Krzysztof Kotorowski

i

Autor: archiwum se.pl Krzysztof Kotorowski

Żalgiris - Lech Poznań 1:0. Krzysztof Kotorowski: przepraszam, że zawaliłem

2013-08-03 14:19

Do spółki z Manuelem Arboledą (34 l.) bramkarz Lecha Krzysztof Kotorowski (37 l.) zawalił gola w meczu z Żalgirisem (0:1) w Wilnie (III runda eliminacji do Ligi Europy). - Taki mam zawód, wiem już, jak smakują takie błędy - mówił "Kotor" tuż po meczu z Żalgirisem.

"Super Express": - Dlaczego przegraliście w Wilnie?

Krzysztof Kotorowski: - Nie zagraliśmy dobrego spotkania, miało to wyglądać zupełnie inaczej. Założenia były inne, gra inna. Rozmawiamy w szatni, tłumaczymy sobie, grubo się pompujemy, motywujemy, ale na boisku potem tego nie widać.

- Jak wyglądał stracony gol z twojej perspektywy?

- Poszła wrzutka, przede mną był napastnik z obrońcą. Nawet nie wiem, czy Litwin, który wyskoczył do piłki, dotknął jej, czy nie. Interweniowałem instynktownie nogą, ale bardzo niefortunnie i padł gol. Wielka szkoda, że tak się skończyło. Nie mam pojęcia, jak to się wszystko stało. Piłka przeleciała mi jakoś pod nogą, tuż po meczu trudno mi to dokładnie ocenić, muszę sobie przeanalizować tę sytuację.

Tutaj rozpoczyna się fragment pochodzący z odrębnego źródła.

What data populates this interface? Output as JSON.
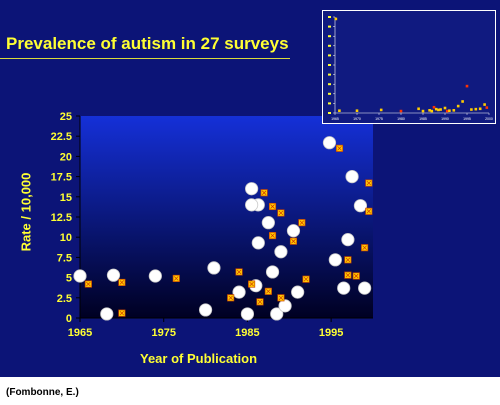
{
  "title": "Prevalence of autism in 27 surveys",
  "source_note": "(Fombonne, E.)",
  "colors": {
    "slide_background": "#0c1477",
    "plot_gradient_top": "#1530d8",
    "plot_gradient_bottom": "#000022",
    "text": "#ffff33",
    "circle_marker": "#ffffff",
    "square_marker": "#ffcc00"
  },
  "chart_data": [
    {
      "type": "scatter",
      "xlabel": "Year of Publication",
      "ylabel": "Rate / 10,000",
      "xlim": [
        1965,
        2000
      ],
      "ylim": [
        0,
        25
      ],
      "x_ticks": [
        "1965",
        "1975",
        "1985",
        "1995"
      ],
      "x_tick_values": [
        1965,
        1975,
        1985,
        1995
      ],
      "y_ticks": [
        "0",
        "2.5",
        "5",
        "7.5",
        "10",
        "12.5",
        "15",
        "17.5",
        "20",
        "22.5",
        "25"
      ],
      "y_tick_values": [
        0,
        2.5,
        5,
        7.5,
        10,
        12.5,
        15,
        17.5,
        20,
        22.5,
        25
      ],
      "grid": false,
      "legend": "none",
      "series": [
        {
          "marker": "circle",
          "points": [
            [
              1965,
              5.2
            ],
            [
              1968.2,
              0.5
            ],
            [
              1969,
              5.3
            ],
            [
              1974,
              5.2
            ],
            [
              1981,
              6.2
            ],
            [
              1984,
              3.2
            ],
            [
              1985.5,
              16.0
            ],
            [
              1986.3,
              14.0
            ],
            [
              1986.3,
              9.3
            ],
            [
              1987.5,
              11.8
            ],
            [
              1988.5,
              0.5
            ],
            [
              1989,
              8.2
            ],
            [
              1990.5,
              10.8
            ],
            [
              1991,
              3.2
            ],
            [
              1994.8,
              21.7
            ],
            [
              1995.5,
              7.2
            ],
            [
              1996.5,
              3.7
            ],
            [
              1997,
              9.7
            ],
            [
              1997.5,
              17.5
            ],
            [
              1998.5,
              13.9
            ],
            [
              1999,
              3.7
            ],
            [
              1980,
              1.0
            ],
            [
              1986,
              4.0
            ],
            [
              1988,
              5.7
            ],
            [
              1985,
              0.5
            ],
            [
              1989.5,
              1.5
            ],
            [
              1985.5,
              14.0
            ]
          ]
        },
        {
          "marker": "square",
          "points": [
            [
              1966,
              4.2
            ],
            [
              1970,
              4.4
            ],
            [
              1970,
              0.6
            ],
            [
              1976.5,
              4.9
            ],
            [
              1983,
              2.5
            ],
            [
              1984,
              5.7
            ],
            [
              1985.5,
              4.2
            ],
            [
              1986.5,
              2.0
            ],
            [
              1987,
              15.5
            ],
            [
              1987.5,
              3.3
            ],
            [
              1988,
              13.8
            ],
            [
              1988,
              10.2
            ],
            [
              1989,
              13.0
            ],
            [
              1989,
              2.5
            ],
            [
              1990.5,
              9.5
            ],
            [
              1991.5,
              11.8
            ],
            [
              1992,
              4.8
            ],
            [
              1996,
              21.0
            ],
            [
              1997,
              7.2
            ],
            [
              1997,
              5.3
            ],
            [
              1998,
              5.2
            ],
            [
              1999,
              8.7
            ],
            [
              1999.5,
              16.7
            ],
            [
              1999.5,
              13.2
            ]
          ]
        }
      ]
    },
    {
      "type": "scatter",
      "xlim": [
        1965,
        2000
      ],
      "ylim": [
        0,
        25
      ],
      "x_ticks": [
        "1965",
        "1970",
        "1975",
        "1980",
        "1985",
        "1990",
        "1995",
        "2000"
      ],
      "x_tick_values": [
        1965,
        1970,
        1975,
        1980,
        1985,
        1990,
        1995,
        2000
      ],
      "y_tick_values": [
        0,
        2.5,
        5,
        7.5,
        10,
        12.5,
        15,
        17.5,
        20,
        22.5,
        25
      ],
      "grid": false,
      "legend": "none",
      "series": [
        {
          "marker": "square",
          "points": [
            [
              1965.2,
              24.5
            ],
            [
              1966,
              0.6
            ],
            [
              1970,
              0.6
            ],
            [
              1975.5,
              0.8
            ],
            [
              1980,
              0.5
            ],
            [
              1984,
              1.1
            ],
            [
              1985,
              0.5
            ],
            [
              1986.5,
              0.7
            ],
            [
              1987,
              0.5
            ],
            [
              1987.5,
              1.5
            ],
            [
              1988,
              1.0
            ],
            [
              1988.5,
              0.8
            ],
            [
              1989,
              0.9
            ],
            [
              1990,
              1.3
            ],
            [
              1990.5,
              0.5
            ],
            [
              1991,
              0.6
            ],
            [
              1992,
              0.7
            ],
            [
              1993,
              1.8
            ],
            [
              1994,
              3.0
            ],
            [
              1995,
              7.0
            ],
            [
              1996,
              0.9
            ],
            [
              1997,
              1.0
            ],
            [
              1998,
              1.1
            ],
            [
              1999,
              2.2
            ],
            [
              1999.5,
              1.4
            ]
          ]
        }
      ]
    }
  ]
}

- Chwilami grałeś w czapce, chwilami bez, o co chodziło?

- Słońce mocno świeciło mi w oczy, co bardzo utrudniało grę, więc od kogoś ze sztabu medycznego wziąłem czapkę z daszkiem. Nigdy jednak wcześniej w czapce nie grałem i momentami to mi przeszkadzało. Na pewno jednak nie będę zwalał winy na czapkę, bo nie ona jest winna. Nie była zbyt szczęśliwa, to fakt, po meczu gdzieś ją wyrzuciłem, mam nadzieję, że zaginęła.

- Głupie błędy to twoja specjalność?

- Nie chcę się wybielać, bo na pewno powinienem zachować się dużo lepiej. Takie jest jednak życie każdego bramkarza. Taki mam zawód i już się nauczyłem, że kiedy gra się dobrze, wszyscy klepią cię po plecach, jak zawalisz, przegrywamy przez ciebie. Wiem już, jak smakują takie błędy. Teraz trzeba mocno pracować i patrzeć do przodu.

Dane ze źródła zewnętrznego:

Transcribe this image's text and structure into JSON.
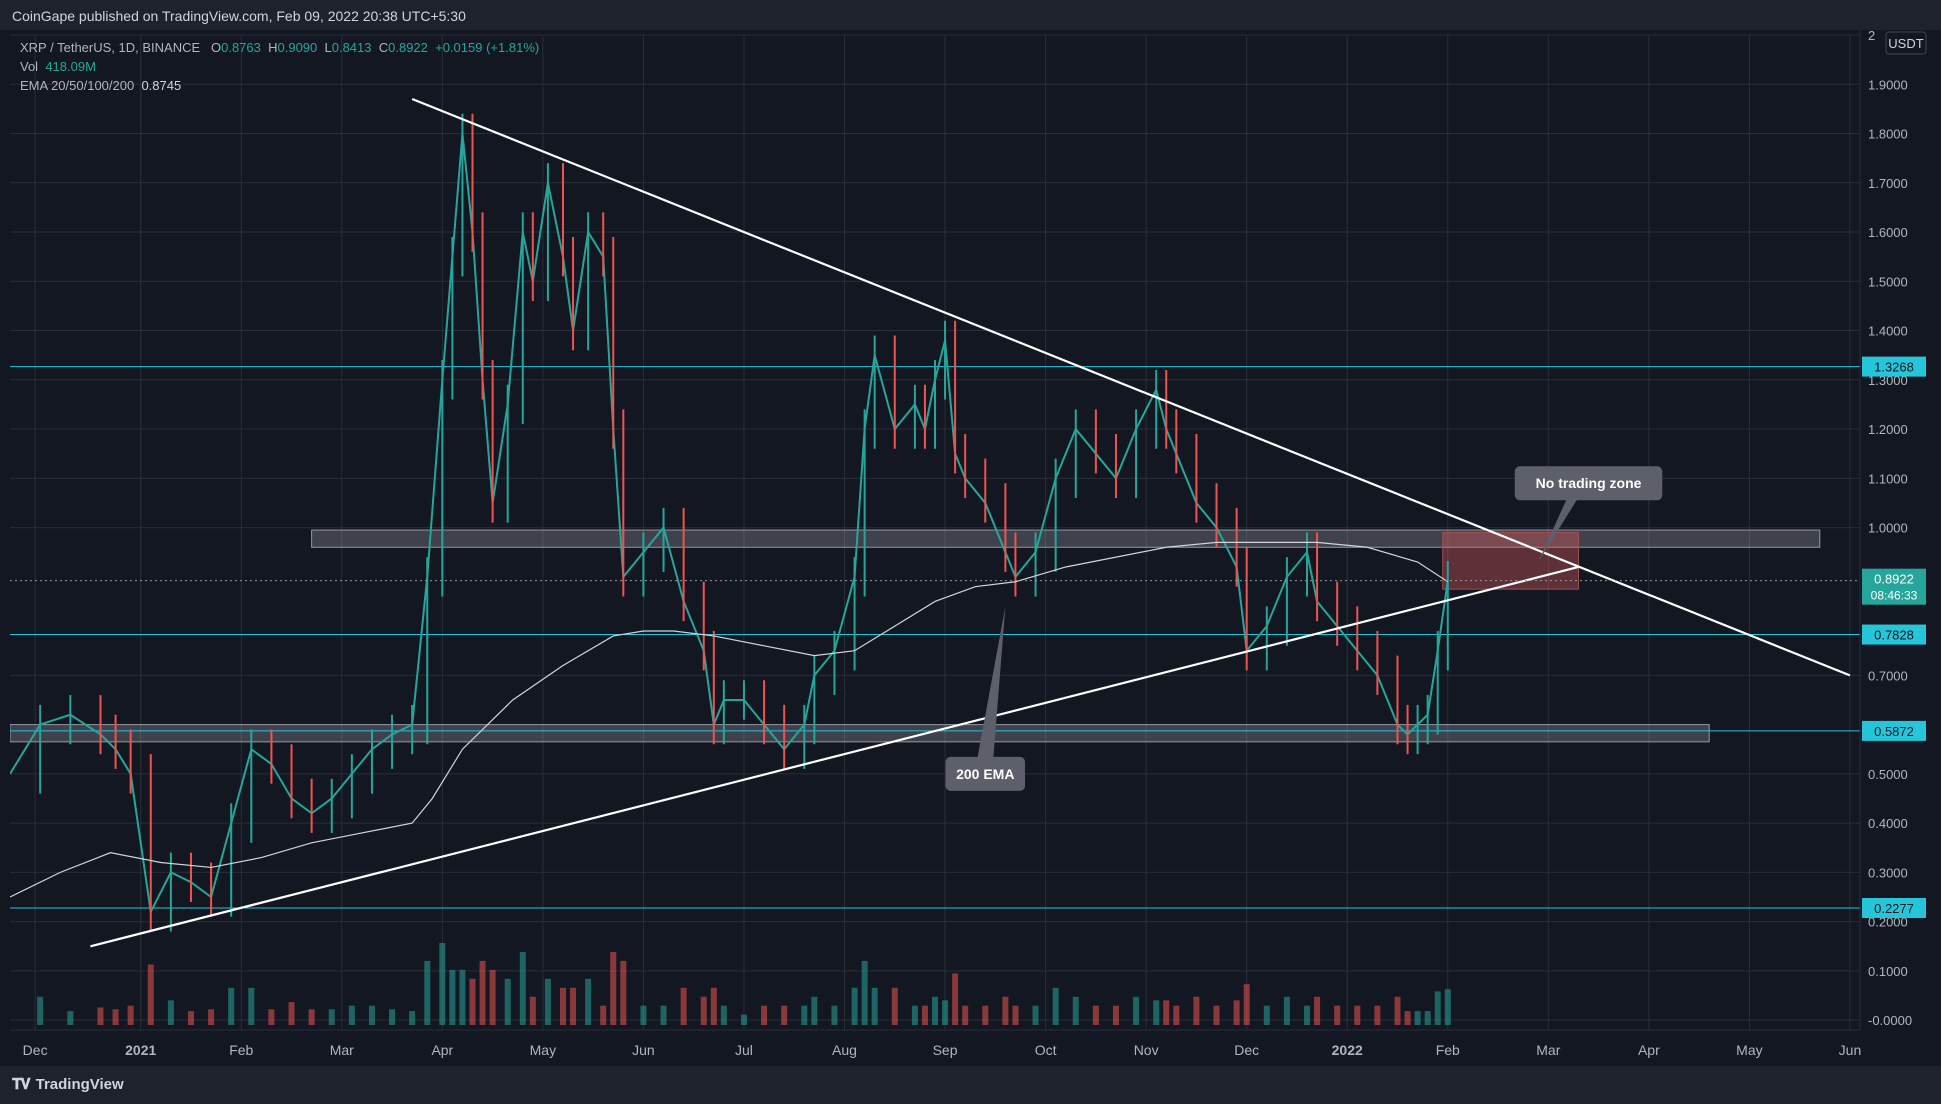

- Jak poprawić wasze błędy w grze?

- Nie ma co ukrywać, że nasza gra nie wygląda w tej chwili dobrze. Mamy rozrysowane na tablicy, jak mamy grać, ale wychodzi na to, że tylko teoretycznie. Musimy po prostu wykonać założenia na boisku, poprawić koncentrację, wyeliminować błędy. Taktycznie jesteśmy przygotowani, ale tego, co w głowie, nie przekładamy na plac gry. Szkoda, że nie udało się nic strzelić, bo bylibyśmy w dobrej sytuacji przed rewanżem.